From a pastor, To pastors: Are we doing a great disservice to our congregants? September 17, 2013

Having been in ministry for over 20 years, I have come to a conclusion about how we pastors do a great disservice to our congregants.

God has given us the awesome burden to lead local congregations – this is no small thing. This is huge. We are in charge of leading a group of God’s people. It is our responsibility to equip them for their ministries.

And we love our job.

We pastors are passionate about what we do. We read all the latest books and websites and blogs and magazines on how to be more effective in church ministry. We follow the tweets of all the greatest gurus of church leadership. We love to go to conferences. We are eager to talk to our elders, to our family (and to anyone else who will is willing!) about what we do in ministry. Our lives revolve around church – how to be more effective at this, how to reach more people with that.

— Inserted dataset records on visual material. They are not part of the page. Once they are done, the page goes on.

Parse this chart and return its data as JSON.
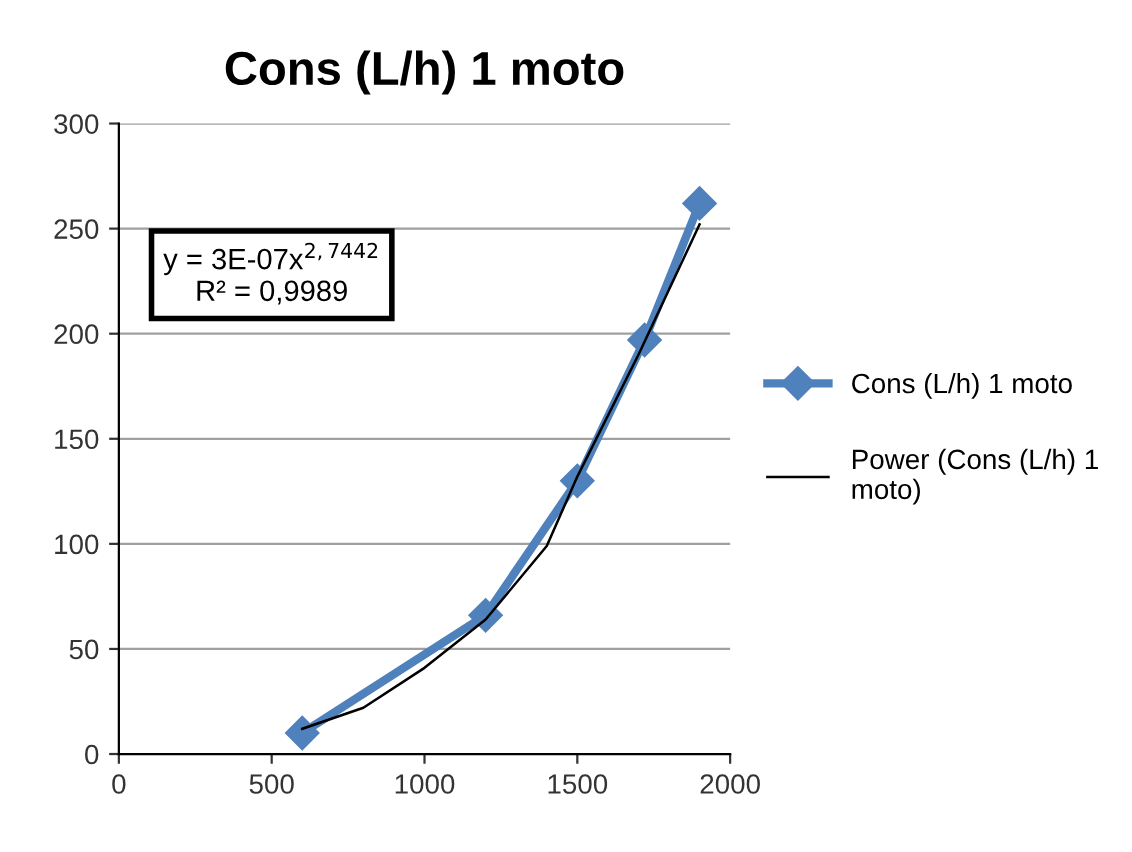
{
  "chart_data": {
    "type": "line",
    "title": "Cons (L/h) 1 moto",
    "series": [
      {
        "name": "Cons (L/h) 1 moto",
        "color": "#4f81bd",
        "x": [
          600,
          1200,
          1500,
          1720,
          1900
        ],
        "values": [
          10,
          66,
          130,
          197,
          262
        ],
        "marker": "diamond"
      },
      {
        "name": "Power (Cons (L/h) 1 moto)",
        "color": "#000000",
        "x": [
          600,
          800,
          1000,
          1200,
          1400,
          1500,
          1700,
          1900
        ],
        "values": [
          12,
          22,
          41,
          64,
          99,
          132,
          190,
          252
        ],
        "marker": "none"
      }
    ],
    "xlim": [
      0,
      2000
    ],
    "xticks": [
      0,
      500,
      1000,
      1500,
      2000
    ],
    "ylim": [
      0,
      300
    ],
    "yticks": [
      0,
      50,
      100,
      150,
      200,
      250,
      300
    ],
    "grid": "y",
    "legend": "right",
    "annotations": [
      "y = 3E-07x$^{2,7442}$\nR² = 0,9989"
    ]
  }
}
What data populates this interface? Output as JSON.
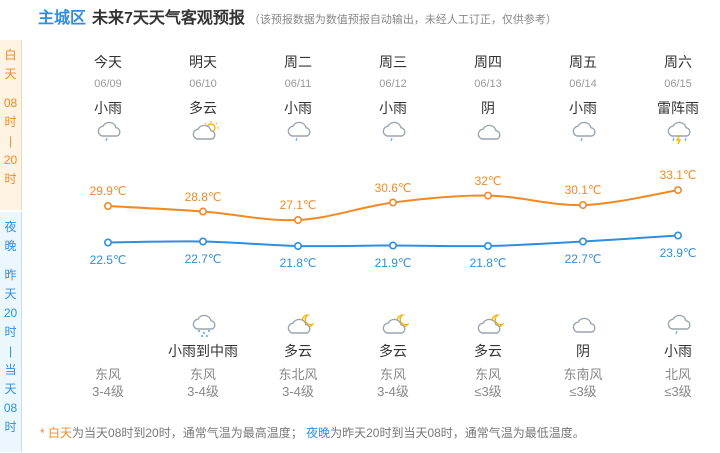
{
  "header": {
    "city": "主城区",
    "title": "未来7天天气客观预报",
    "note": "（该预报数据为数值预报自动输出，未经人工订正，仅供参考）"
  },
  "side": {
    "day_chars": [
      "白",
      "天",
      "",
      "08",
      "时",
      "|",
      "20",
      "时"
    ],
    "night_chars": [
      "夜",
      "晚",
      "",
      "昨",
      "天",
      "20",
      "时",
      "|",
      "当",
      "天",
      "08",
      "时"
    ]
  },
  "days": [
    {
      "weekday": "今天",
      "date": "06/09",
      "day_cond": "小雨",
      "day_icon": "light-rain-icon",
      "high": "29.9℃",
      "low": "22.5℃",
      "night_cond": "",
      "night_icon": "",
      "wind_dir": "东风",
      "wind_level": "3-4级"
    },
    {
      "weekday": "明天",
      "date": "06/10",
      "day_cond": "多云",
      "day_icon": "cloudy-day-icon",
      "high": "28.8℃",
      "low": "22.7℃",
      "night_cond": "小雨到中雨",
      "night_icon": "rain-icon",
      "wind_dir": "东风",
      "wind_level": "3-4级"
    },
    {
      "weekday": "周二",
      "date": "06/11",
      "day_cond": "小雨",
      "day_icon": "light-rain-icon",
      "high": "27.1℃",
      "low": "21.8℃",
      "night_cond": "多云",
      "night_icon": "cloudy-night-icon",
      "wind_dir": "东北风",
      "wind_level": "3-4级"
    },
    {
      "weekday": "周三",
      "date": "06/12",
      "day_cond": "小雨",
      "day_icon": "light-rain-icon",
      "high": "30.6℃",
      "low": "21.9℃",
      "night_cond": "多云",
      "night_icon": "cloudy-night-icon",
      "wind_dir": "东风",
      "wind_level": "3-4级"
    },
    {
      "weekday": "周四",
      "date": "06/13",
      "day_cond": "阴",
      "day_icon": "overcast-icon",
      "high": "32℃",
      "low": "21.8℃",
      "night_cond": "多云",
      "night_icon": "cloudy-night-icon",
      "wind_dir": "东风",
      "wind_level": "≤3级"
    },
    {
      "weekday": "周五",
      "date": "06/14",
      "day_cond": "小雨",
      "day_icon": "light-rain-icon",
      "high": "30.1℃",
      "low": "22.7℃",
      "night_cond": "阴",
      "night_icon": "overcast-icon",
      "wind_dir": "东南风",
      "wind_level": "≤3级"
    },
    {
      "weekday": "周六",
      "date": "06/15",
      "day_cond": "雷阵雨",
      "day_icon": "thunderstorm-icon",
      "high": "33.1℃",
      "low": "23.9℃",
      "night_cond": "小雨",
      "night_icon": "light-rain-icon",
      "wind_dir": "北风",
      "wind_level": "≤3级"
    }
  ],
  "chart_data": {
    "type": "line",
    "categories": [
      "06/09",
      "06/10",
      "06/11",
      "06/12",
      "06/13",
      "06/14",
      "06/15"
    ],
    "series": [
      {
        "values": [
          29.9,
          28.8,
          27.1,
          30.6,
          32,
          30.1,
          33.1
        ],
        "color": "#f08a24"
      },
      {
        "values": [
          22.5,
          22.7,
          21.8,
          21.9,
          21.8,
          22.7,
          23.9
        ],
        "color": "#2f8ee0"
      }
    ]
  },
  "footnote": {
    "star": "*",
    "day_term": "白天",
    "day_text": "为当天08时到20时，通常气温为最高温度；",
    "night_term": "夜晚",
    "night_text": "为昨天20时到当天08时，通常气温为最低温度。"
  },
  "colors": {
    "day": "#f08a24",
    "night": "#2f8ee0",
    "icon": "#9aa4ae",
    "sun": "#f5b400"
  }
}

This is good. This is our primary calling.

But here also lies our disservice.

This is not the primary calling of everyone else in our church.

Our people have different callings. This man is trying to get a small business off the ground. That woman is attempting to be the best doctor that she can be. Another man is wondering how he can impact the young people on the soccer team he coaches. This other woman is struggling in how to balance her career with being a mother. That young person is looking for guidance on what major to select in college. And on and on it goes.

They need us pastors. They need us to not be so wrapped up in the machinations of the church that we forget that they need to be equipped for life outside the life of the church. They need to know that all of us in this particular body of believers are in this together – to both make this particular church in here successful in doing its crucial ministries and to encourage each other as we live out our particular callings out there in the world.

Yes, it is proper for us pastors to be passionate about how we do church ministry with excellence for God’s glory. We are charged with the responsibility to proclaim the Word of God and to administer Baptism and Communion. We have been given the task of assuring that all the rest of the important things we do as a church are done and done well: Children’s Ministries, Family Ministries, Marriage Ministries, Youth Ministries, Service and Benevolence Ministries, Teaching and Equipping Ministries, etc. There can be no diminishing the importance of these things.

Herein lies the rub. This is where it gets tricky. We are leading a church that requires that our people get involved and do their best in making these things happen so that all the important ministries of our church succeed. These things are really, really important.

But.

But they are not the sole callings of the people that are doing them. For many of our people, these things are not even the primary calling on their lives. They have lives outside the ministries of the local church. Their primary callings are out there.

When I stand in the pulpit and preach that God wants to use his people in great ways for the advancement of his Kingdom, I had better not make it sound like the only way that God’s people can do that is by being more involved in the ministries of the local church. I had better say that God’s kingdom is advanced through their callings, that is, in their various vocations. These vocations include what they do at work, how they raise their families, how they interact with their workmates, neighbors, and friends, what they study at school, and yes, where they volunteer here at the church.